According to the Chronicle, this could happen in one of three scenarios: they are suspected of a crime, an involuntary hold in a psychiatric emergency room is about to end, or a family member or outreach worker believes they cannot take care of themselves. They would be represented by a public defender; a lawyer in the US legal system employed by the court to represent clients unable to afford a lawyer. A clinical team would create a care plan in conjunction with the person and a county case manager, who would help them navigate the process.
The plan could include clinical visits, prescriptions for medication, or housing at a board-and-care facility or “halfway house.”
If the person refuses this process, then a normal criminal case would begin.
According to the San Francisco paper, the rule would not apply exclusively to homeless people, either.
The Golden State has an estimated 161,548 homeless, as of January 2020, according to the US Interagency Council on Homelessness - roughly 40% of the entire homeless population the United States.

There are many contributing factors to the rise in unhoused persons in the US and in California especially, including rising rent and other costs of living and a lack of funding for adequate care services.
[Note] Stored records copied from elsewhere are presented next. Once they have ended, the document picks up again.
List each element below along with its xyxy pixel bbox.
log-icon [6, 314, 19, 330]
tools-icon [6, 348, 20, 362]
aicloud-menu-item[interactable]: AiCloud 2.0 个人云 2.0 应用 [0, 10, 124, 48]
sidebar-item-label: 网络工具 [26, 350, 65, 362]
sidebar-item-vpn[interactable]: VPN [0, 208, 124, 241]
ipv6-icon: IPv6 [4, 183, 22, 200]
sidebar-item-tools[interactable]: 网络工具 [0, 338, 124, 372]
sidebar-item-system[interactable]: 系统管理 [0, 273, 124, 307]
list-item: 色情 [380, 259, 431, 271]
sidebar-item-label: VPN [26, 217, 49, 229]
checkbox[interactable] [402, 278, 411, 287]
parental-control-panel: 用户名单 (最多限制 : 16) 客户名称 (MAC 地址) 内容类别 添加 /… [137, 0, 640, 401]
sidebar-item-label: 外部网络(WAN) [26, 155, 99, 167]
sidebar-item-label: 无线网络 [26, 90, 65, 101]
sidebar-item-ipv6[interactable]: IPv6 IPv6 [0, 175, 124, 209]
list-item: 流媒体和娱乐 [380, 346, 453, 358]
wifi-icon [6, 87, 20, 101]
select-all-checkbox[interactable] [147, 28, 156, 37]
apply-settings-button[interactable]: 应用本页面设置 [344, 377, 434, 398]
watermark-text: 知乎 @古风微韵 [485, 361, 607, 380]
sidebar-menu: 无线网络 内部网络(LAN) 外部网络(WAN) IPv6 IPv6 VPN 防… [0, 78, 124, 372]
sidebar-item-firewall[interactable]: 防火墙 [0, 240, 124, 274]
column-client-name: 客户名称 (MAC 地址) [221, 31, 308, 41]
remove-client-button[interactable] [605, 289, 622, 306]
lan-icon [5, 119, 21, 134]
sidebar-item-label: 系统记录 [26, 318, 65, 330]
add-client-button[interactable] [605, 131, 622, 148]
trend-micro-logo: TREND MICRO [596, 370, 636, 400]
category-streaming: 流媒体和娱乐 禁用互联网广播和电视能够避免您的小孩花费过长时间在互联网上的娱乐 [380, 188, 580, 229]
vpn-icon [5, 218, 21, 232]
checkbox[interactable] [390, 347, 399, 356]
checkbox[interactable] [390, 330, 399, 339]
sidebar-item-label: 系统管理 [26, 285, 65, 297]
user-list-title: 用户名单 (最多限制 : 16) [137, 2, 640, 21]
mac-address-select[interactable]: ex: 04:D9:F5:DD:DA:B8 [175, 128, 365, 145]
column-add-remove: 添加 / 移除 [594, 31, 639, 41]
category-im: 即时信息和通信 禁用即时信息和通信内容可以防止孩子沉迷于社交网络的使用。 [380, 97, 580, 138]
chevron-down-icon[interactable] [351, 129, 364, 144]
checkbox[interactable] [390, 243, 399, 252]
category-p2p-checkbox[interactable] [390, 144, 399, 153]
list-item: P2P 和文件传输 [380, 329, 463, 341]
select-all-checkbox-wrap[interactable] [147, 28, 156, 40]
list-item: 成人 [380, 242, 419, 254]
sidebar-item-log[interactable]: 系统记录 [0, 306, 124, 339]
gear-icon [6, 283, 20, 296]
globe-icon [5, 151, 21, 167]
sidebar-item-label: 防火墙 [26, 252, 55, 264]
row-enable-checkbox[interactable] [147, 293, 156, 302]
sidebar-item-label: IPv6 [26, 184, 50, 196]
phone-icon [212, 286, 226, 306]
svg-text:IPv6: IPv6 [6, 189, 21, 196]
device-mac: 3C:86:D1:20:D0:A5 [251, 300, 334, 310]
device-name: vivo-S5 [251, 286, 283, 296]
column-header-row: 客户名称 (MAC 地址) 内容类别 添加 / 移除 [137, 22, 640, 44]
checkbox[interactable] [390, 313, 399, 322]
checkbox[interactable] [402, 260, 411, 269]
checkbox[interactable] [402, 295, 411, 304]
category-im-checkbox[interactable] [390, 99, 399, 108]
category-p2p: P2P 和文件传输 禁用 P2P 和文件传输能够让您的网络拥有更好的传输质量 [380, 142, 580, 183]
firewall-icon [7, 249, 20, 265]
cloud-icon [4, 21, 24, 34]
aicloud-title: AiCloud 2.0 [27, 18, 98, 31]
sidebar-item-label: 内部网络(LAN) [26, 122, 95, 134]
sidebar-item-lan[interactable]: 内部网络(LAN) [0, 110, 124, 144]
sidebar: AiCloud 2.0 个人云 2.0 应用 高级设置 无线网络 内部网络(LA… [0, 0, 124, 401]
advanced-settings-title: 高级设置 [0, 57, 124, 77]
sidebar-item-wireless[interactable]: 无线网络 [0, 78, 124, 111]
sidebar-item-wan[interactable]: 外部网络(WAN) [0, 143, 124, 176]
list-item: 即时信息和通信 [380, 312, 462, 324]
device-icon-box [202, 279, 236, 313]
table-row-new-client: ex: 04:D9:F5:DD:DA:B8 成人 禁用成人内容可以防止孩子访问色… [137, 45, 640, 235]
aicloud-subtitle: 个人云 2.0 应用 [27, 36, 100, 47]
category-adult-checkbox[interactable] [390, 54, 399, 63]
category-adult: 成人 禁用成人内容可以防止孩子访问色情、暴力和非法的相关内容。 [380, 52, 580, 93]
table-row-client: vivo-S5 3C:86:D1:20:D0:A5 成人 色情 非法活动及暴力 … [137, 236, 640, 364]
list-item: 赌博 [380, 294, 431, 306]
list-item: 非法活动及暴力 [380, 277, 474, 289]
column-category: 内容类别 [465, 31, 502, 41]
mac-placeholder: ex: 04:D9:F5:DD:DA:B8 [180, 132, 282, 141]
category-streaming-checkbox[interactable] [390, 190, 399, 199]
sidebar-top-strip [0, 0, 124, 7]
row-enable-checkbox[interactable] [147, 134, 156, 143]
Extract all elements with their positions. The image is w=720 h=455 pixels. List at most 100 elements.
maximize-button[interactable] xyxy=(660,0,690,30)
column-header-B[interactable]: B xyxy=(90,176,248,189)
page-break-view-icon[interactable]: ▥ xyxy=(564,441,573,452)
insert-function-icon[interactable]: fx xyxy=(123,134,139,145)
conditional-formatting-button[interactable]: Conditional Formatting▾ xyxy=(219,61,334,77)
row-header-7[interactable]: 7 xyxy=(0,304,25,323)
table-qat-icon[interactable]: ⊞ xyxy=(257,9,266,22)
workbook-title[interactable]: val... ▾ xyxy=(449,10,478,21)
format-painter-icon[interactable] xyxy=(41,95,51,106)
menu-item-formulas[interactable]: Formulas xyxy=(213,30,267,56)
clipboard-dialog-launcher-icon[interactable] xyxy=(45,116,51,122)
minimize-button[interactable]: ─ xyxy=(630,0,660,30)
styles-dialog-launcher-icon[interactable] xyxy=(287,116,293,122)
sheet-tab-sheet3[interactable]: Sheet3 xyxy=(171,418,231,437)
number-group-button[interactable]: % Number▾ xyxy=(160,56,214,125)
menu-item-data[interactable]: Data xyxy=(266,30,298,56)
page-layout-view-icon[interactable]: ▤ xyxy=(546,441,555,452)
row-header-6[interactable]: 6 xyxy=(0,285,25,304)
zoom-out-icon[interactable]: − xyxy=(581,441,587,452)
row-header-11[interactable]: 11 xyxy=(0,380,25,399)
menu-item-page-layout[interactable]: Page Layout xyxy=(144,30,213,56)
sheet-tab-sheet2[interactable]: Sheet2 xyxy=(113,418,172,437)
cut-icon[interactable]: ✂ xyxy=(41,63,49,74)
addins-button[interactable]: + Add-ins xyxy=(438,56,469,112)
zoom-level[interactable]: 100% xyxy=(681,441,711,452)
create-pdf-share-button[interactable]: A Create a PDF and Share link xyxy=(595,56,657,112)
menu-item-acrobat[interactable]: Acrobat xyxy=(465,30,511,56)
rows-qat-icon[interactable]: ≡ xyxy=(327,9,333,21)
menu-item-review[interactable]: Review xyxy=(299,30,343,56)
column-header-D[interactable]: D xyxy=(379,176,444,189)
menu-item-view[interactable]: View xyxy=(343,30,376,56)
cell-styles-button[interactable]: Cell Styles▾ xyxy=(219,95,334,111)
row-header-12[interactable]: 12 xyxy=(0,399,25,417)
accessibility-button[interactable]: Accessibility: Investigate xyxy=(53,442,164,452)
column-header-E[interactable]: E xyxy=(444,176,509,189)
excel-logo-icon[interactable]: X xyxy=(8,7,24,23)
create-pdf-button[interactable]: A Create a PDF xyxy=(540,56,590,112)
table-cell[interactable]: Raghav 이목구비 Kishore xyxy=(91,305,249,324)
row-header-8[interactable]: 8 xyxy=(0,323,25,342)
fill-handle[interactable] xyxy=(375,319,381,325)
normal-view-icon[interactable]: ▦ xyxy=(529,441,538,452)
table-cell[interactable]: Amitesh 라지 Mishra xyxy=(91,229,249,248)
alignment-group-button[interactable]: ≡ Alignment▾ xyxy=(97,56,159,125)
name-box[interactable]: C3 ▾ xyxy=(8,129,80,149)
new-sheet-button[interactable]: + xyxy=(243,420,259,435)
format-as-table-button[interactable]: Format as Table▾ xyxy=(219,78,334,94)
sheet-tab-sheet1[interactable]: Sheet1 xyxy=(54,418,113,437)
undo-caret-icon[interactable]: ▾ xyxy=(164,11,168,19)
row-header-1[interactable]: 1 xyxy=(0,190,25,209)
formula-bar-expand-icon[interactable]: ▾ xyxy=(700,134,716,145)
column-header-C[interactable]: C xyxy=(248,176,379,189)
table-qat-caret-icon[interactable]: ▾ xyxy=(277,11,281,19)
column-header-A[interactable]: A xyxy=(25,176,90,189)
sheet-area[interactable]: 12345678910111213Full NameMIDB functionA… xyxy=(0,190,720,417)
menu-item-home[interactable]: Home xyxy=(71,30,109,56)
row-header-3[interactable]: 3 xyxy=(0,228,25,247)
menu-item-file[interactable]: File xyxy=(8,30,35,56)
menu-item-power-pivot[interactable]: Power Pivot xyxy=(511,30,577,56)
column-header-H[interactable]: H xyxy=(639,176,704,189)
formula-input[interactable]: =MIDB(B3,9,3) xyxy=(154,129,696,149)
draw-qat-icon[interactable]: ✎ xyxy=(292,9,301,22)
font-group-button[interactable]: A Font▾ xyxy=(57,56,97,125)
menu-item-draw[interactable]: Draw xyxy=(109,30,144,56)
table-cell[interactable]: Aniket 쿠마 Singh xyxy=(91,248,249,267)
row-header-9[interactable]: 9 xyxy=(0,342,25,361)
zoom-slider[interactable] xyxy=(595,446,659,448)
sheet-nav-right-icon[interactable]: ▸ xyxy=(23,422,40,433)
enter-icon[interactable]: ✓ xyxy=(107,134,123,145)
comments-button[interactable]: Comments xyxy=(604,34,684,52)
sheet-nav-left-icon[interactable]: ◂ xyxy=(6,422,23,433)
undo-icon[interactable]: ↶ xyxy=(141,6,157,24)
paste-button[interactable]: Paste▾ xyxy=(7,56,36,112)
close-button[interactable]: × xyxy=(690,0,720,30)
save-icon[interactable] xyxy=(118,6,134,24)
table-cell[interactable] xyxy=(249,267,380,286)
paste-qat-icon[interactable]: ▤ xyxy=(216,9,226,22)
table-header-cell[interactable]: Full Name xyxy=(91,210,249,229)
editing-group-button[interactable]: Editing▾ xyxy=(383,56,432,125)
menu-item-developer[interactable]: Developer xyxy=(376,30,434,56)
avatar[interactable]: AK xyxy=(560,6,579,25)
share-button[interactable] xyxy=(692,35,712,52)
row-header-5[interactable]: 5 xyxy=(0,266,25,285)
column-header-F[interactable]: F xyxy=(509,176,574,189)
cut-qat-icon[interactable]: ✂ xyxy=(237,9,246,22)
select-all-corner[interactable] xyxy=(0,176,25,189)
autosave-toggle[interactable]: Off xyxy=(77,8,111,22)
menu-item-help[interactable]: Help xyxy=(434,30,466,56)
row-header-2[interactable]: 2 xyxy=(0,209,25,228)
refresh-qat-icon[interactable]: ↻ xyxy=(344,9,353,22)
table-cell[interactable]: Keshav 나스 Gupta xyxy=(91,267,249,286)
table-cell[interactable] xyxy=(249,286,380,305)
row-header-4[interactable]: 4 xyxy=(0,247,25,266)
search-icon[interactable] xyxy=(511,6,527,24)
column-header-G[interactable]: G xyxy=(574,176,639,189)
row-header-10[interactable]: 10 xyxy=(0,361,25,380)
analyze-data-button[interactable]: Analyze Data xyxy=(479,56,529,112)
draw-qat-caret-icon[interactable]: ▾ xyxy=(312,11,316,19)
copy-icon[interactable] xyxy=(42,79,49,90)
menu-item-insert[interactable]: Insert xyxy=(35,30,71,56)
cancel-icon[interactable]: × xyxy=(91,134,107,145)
Deinstitutionalization, or the closing of the once-massive psychiatric hospitals that became so popular in Victorian times, has also been blamed for the rise in homeless Americans, but that process is thought to have only been a minor factor.

The San Francisco - Bay Area, in particular, is one of the nation’s most unaffordable places to live. A September 2021 report by the Bay Area Equity Atlas found that nearly half of Bay Area residents are either low income or very-low income, according to California Department of Housing and Urban Development data.
United Ways of California also noted in July that one-quarter of Bay Area residents aren’t making enough money to cover the cost of housing, food, medical care, childcare, and other essentials.
Newsom, a former mayor of San Francisco, has long postured as “tough on crime,” pledging in November of 2021 a police crackdown on “smash and grab” theft from boutique shops and pharmacies.